A.M. Cox (Lecturer, Department of Information Studies, University of Sheffield, Sheffield, UK)

Program: electronic library and information systems

ISSN: 0033-0337

Article publication date: 13 February 2009

222

Keywords

Citation

Cox, A.M. (2009), "Electronic Resource Management in Libraries: Research and Practice", Program: electronic library and information systems, Vol. 43 No. 1, pp. 114-115. https://doi.org/10.1108/00330330910934192

Publisher

:

Emerald Group Publishing Limited

Copyright © 2009, Emerald Group Publishing Limited


This edited collection contains 21 informative chapters on every practical aspect of Electronic Resource Management (ERM): licensing, workflow, copyright, access management, standards, technologies, statistics, negotiation, professional roles. The articles all focus on generic issues and generally have a futures section. They genuinely provide a summary of the topic, they are not merely case studies of local experience. There are many checklists and templates that could be useful to practitioners. For a student of the area there are essays on all the major challenges of ERM and a substantial bibliography. There are also several nice cameo research pieces, such as the chapters based on a content analysis of job descriptions and the systematic analysis of licence terms, although the subtitle of the book really exaggerates the element of research in relation to practice in the contents. These qualities are enough to recommend the book as a comprehensive review of ERM.

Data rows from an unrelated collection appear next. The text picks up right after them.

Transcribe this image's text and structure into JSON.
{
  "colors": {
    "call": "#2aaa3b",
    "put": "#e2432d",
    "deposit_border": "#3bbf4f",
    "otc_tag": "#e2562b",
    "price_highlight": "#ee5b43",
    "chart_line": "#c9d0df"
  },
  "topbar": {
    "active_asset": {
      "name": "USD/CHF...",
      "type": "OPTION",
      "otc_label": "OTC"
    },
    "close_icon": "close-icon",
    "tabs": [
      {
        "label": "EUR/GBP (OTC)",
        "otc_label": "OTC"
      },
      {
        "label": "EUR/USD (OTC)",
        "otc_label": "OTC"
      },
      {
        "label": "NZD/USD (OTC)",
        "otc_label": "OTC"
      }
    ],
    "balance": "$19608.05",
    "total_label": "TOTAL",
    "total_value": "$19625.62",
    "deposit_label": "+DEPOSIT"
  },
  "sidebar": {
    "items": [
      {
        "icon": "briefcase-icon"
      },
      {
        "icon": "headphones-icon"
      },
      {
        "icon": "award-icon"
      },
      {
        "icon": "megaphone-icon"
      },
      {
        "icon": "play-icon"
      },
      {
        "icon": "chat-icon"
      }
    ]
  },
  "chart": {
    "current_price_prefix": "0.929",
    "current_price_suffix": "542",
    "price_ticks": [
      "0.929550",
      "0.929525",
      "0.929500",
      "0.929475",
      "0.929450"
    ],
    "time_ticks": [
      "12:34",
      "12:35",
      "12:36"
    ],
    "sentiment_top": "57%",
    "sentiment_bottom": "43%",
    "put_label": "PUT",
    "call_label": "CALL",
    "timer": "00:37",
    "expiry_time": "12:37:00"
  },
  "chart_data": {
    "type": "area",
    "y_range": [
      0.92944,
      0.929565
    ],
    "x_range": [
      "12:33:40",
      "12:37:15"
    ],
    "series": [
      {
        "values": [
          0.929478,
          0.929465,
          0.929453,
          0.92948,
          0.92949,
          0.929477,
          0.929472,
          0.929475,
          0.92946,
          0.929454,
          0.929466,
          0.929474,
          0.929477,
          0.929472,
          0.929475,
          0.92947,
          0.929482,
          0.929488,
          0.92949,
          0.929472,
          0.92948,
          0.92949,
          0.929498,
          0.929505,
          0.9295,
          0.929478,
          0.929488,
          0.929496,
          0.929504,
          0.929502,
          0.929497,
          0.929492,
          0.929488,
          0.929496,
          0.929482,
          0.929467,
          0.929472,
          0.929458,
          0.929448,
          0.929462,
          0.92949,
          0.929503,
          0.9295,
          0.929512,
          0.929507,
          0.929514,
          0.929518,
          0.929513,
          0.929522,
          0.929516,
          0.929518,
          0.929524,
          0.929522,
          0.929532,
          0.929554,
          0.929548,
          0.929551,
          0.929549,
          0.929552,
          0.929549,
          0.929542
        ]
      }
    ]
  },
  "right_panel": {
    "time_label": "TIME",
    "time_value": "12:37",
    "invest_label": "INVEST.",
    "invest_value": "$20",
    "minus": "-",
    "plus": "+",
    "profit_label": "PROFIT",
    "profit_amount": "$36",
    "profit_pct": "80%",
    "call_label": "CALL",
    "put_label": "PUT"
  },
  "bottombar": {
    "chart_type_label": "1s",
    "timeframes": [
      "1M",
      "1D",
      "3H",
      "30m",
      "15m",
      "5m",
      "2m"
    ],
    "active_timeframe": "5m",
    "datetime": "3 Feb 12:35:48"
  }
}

There are, nevertheless, some notable gaps in the book. The first chapter, which describes the history of ERM seems to me a bit too descriptive. It would have been very useful to identify more fully the forces at work that will shape the field into the future. The chapter on strategy, though useful in itself, does not really offer anything very strategic. Overall, although the coverage of directly relevant topics is deep, there is a lack of perspective in looking broadly at the relationship between ERM and digitisation, repositories etc. Furthermore, the book takes a primarily library perspective (with a few chapters also written by systems suppliers); we hear little of the publishers' viewpoint. For a profession that emphasises their centrality, this book contains astonishingly little about users: what they might want or need. It is also very much a reflection on American experience. All the authors are from the United States, bar one Canadian. Passing reference is made in a few places to European developments, such as Athens; the Joint Information Systems Committee in the UK is mentioned only a couple of times in the bibliography. On a practical level, given the legislative differences, this does reduce the value of the book a little, although in essence the issues probably would not be any different if the chapters had been written in the UK or in Europe.

Yet it seems to me that these gaps – a lack of perspective beyond ERM to wider systems and structures that will always shape the field, the lack of curiosity about users and the disconnection from European work – should be seen less as a simple failure of the editors and authors, and more as a feature of the field of practice of ERM. ERM looks like a silo‐ed set of professional practices which focus on constructing a discovery infrastructure and where the user's voice is largely sidelined. Professions are organised nationally and, although the commercial systems in use and the essential challenges are the same worldwide, there is not much day‐to‐day information sharing beyond national borders. The book works well if one accepts these limits.

The book is available in electronic form, which is fortunate because the printed version is monstrously heavy. There are no screenshots and overall the book is a bit visually boring, but again this may be a feature of the field as it is so concerned with infrastructure and texts.

As well as an initial and expanded table of contents the editors' introduction contains a summary of each chapter. This might be considered to be too many tables of contents. The index, in contrast, is really very weak.